HOLY SEE, 4 May 1950

My dear Secretary,
I really can add very little to your letter to the Department of the Taoiseach (17 April 1950).1

When Maffey rang me up I demurred at the idea of ringing up Mr. de Valera, at such an unseemly hour, unless the message was of the very first order of importance. M. replied that he had been instructed to deliver it immediately, so there was no way out of 'phoning' Mr. de V. immediately. The latter suspected, as I did, that it was an ultimatum of some kind, and on his instructions, I telephoned the Chief of Staff to take all necessary precautions against an advance across the border.
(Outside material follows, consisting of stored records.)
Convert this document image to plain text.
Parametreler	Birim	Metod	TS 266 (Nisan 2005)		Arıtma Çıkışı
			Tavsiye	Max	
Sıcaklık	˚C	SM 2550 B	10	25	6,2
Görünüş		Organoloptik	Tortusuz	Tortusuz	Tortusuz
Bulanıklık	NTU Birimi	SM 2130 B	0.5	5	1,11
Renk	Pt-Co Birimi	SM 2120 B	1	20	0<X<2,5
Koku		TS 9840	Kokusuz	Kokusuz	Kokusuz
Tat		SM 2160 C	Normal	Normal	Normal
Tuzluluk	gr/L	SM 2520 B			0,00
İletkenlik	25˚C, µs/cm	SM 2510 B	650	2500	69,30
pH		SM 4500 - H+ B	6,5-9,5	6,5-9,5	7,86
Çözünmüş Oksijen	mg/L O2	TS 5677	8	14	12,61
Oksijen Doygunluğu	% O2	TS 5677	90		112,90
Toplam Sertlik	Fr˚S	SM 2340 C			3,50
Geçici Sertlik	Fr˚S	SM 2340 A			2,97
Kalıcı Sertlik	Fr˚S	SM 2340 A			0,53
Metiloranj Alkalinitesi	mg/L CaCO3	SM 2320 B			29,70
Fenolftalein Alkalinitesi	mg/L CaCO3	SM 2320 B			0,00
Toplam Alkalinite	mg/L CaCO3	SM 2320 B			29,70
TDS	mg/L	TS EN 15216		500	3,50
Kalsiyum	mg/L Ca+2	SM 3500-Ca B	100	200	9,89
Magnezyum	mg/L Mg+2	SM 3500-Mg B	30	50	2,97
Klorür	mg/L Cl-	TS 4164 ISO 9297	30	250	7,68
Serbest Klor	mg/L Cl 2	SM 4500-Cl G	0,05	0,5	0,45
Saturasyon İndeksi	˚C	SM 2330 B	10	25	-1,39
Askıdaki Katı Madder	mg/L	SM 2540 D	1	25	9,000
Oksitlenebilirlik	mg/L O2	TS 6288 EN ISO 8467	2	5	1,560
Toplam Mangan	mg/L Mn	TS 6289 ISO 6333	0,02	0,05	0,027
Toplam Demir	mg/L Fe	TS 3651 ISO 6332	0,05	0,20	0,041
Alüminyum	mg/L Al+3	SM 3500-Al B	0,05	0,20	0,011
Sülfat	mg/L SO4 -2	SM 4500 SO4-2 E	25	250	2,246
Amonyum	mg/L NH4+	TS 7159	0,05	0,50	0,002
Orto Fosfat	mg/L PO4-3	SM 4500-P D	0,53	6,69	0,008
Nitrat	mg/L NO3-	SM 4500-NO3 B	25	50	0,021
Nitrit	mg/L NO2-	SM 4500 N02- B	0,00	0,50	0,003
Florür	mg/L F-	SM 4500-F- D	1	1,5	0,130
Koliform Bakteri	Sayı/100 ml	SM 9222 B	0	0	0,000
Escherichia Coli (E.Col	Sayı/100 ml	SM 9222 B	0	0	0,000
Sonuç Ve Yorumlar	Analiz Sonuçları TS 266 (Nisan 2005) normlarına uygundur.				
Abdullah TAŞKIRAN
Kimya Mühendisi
It was a night of great alarms in the country, as you will remember, and the orders were not, I think, countermanded when the message was delivered. I think Mr. de V. phoned me the gist of the message after he had seen M. and I think I told the C. of Staff what it was, in order to reassure him.

Our opinion was that Churchill had been imbibing heavily that night, after the news of Pearl Harbour had come over on the American Radio between 7.0 and 8.0 o'clock, and that his effusion flowed into the message.

Cranborne, whom I accompanied to Airport, went away disheartened, and I am quite certain that the burden of Mr. de V.'s reply was that any participation in the war was a matter exclusively for a United Ireland Parliament. I am afraid no note exists of the conversation since Mr. de V. never seemed to dictate interviews of a secret character. At any rate I never saw any note of the conversation.


I regret that my memory of the occasion is not clearer.